John Sisk & Son are to deliver handcrafted wooden toys to the Children’s Ark Unit at University Hospital Limerick, St Gabriel’s, Enable Ireland and Our Lady’s of Lourdes Childworld Creche.

The beautiful wooden toys were handmade over the past month by apprentice carpenters and joiners at the company’s workshop in Dublin.

“The Sisk Christmas Toy Story is a longstanding tradition that has gone from strength to strength over the past 40 years,” said Steve Bowcott, Chief Executive Officer, John Sisk & Son.

“The toys are hand made by our apprentice carpenters and joiners, utilising the skills taught to them at our training centre in Dublin. The toys are donated to deserving causes all around Ireland and the UK. This is our way of giving something back to the communities that have supported us throughout the year, and something we as a business look forward to every Christmas.”

Work on the toys commences in mid-November and takes four to five weeks to complete, with all staff and management in the training centre getting involved.

Each November, the team assemble to decide on the toys they are going to make, sourcing ideas from toy books, websites and feedback from the charities who have received toys in the past.

A materials list is drawn up and sent to different suppliers who have been very generous and provide special rates for all materials given the charitable nature of the work. When the work is complete, the apprentices involved, some dressed as Santa, will load the toys into vans and deliver them to the various locations around the country, Sisk Training Centre Manager David Tracey explained.
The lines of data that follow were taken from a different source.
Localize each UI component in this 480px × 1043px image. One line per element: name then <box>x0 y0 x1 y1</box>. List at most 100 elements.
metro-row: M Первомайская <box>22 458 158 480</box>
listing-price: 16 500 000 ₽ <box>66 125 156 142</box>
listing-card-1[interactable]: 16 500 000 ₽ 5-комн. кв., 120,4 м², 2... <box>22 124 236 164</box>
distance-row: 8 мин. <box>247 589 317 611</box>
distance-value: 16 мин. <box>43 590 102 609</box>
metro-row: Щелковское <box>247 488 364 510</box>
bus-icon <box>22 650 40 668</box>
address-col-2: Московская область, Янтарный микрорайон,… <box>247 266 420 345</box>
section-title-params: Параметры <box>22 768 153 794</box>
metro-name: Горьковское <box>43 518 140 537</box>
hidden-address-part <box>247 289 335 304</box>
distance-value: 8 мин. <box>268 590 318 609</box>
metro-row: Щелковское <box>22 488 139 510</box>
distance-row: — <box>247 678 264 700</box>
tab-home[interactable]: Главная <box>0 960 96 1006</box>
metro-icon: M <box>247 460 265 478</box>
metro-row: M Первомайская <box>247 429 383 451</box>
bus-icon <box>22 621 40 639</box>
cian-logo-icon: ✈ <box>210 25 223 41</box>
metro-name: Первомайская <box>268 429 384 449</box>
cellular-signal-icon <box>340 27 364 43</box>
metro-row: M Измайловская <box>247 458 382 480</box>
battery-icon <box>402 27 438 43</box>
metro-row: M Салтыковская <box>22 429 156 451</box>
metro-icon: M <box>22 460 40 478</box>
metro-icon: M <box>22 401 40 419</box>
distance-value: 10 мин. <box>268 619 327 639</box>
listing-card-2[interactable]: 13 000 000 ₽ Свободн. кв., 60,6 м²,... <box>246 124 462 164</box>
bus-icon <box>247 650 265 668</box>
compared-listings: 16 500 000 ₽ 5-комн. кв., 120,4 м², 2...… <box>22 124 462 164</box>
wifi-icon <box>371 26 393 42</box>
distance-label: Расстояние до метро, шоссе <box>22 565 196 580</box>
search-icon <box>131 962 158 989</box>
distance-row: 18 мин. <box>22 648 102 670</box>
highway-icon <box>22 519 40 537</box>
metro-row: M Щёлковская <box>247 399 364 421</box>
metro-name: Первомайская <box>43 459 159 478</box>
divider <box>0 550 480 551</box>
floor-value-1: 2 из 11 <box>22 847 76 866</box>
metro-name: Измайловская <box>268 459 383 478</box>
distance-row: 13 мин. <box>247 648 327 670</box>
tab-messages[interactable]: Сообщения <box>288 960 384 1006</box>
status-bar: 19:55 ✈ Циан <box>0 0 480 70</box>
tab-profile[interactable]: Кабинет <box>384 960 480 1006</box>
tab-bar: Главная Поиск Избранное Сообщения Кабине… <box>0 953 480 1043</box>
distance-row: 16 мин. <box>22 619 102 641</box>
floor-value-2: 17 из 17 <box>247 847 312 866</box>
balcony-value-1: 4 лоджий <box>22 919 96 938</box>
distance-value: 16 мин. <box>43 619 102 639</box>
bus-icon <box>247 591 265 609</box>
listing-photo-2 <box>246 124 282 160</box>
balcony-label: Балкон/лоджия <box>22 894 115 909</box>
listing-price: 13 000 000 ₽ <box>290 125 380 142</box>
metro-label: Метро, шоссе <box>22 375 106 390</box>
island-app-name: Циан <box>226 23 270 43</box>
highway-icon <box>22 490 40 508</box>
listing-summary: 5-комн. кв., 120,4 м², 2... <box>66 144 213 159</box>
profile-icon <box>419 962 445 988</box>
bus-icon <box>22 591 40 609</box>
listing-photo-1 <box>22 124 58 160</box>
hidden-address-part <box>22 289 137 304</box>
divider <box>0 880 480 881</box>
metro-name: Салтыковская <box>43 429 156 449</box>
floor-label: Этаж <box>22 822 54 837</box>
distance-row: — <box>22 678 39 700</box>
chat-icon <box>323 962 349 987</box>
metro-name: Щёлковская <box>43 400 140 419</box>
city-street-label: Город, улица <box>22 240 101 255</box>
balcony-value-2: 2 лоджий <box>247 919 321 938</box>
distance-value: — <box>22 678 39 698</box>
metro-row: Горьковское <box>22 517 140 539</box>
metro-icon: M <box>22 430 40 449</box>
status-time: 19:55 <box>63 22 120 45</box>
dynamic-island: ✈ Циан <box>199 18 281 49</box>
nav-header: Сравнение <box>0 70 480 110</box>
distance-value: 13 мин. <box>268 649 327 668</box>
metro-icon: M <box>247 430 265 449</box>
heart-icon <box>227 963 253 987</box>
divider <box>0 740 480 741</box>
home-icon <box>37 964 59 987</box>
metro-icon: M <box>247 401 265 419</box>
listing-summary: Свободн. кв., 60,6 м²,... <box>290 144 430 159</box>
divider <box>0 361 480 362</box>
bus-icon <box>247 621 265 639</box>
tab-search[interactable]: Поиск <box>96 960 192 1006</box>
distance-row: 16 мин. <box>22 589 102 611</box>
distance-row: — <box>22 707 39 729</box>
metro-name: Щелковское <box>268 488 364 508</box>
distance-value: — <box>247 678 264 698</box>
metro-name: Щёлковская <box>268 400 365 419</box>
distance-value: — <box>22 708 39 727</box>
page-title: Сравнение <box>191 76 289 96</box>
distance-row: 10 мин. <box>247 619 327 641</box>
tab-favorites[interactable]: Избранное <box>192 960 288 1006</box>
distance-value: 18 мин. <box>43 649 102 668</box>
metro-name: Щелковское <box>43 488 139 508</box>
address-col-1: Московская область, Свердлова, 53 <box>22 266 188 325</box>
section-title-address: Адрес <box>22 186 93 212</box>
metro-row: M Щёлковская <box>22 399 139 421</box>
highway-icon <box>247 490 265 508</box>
“Our talented apprentices who built these toys are the future of the construction industry and it’s clear to see the satisfaction they get from being involved in such a positive project.

“At the end of their training, these apprentices will have a skill set that will last a lifetime and enable them to work anywhere. It is incumbent on leaders and employers in all industries, as well as Government and educational bodies, to promote the excellent careers that can pursued in carpentry and joinery works,” he added.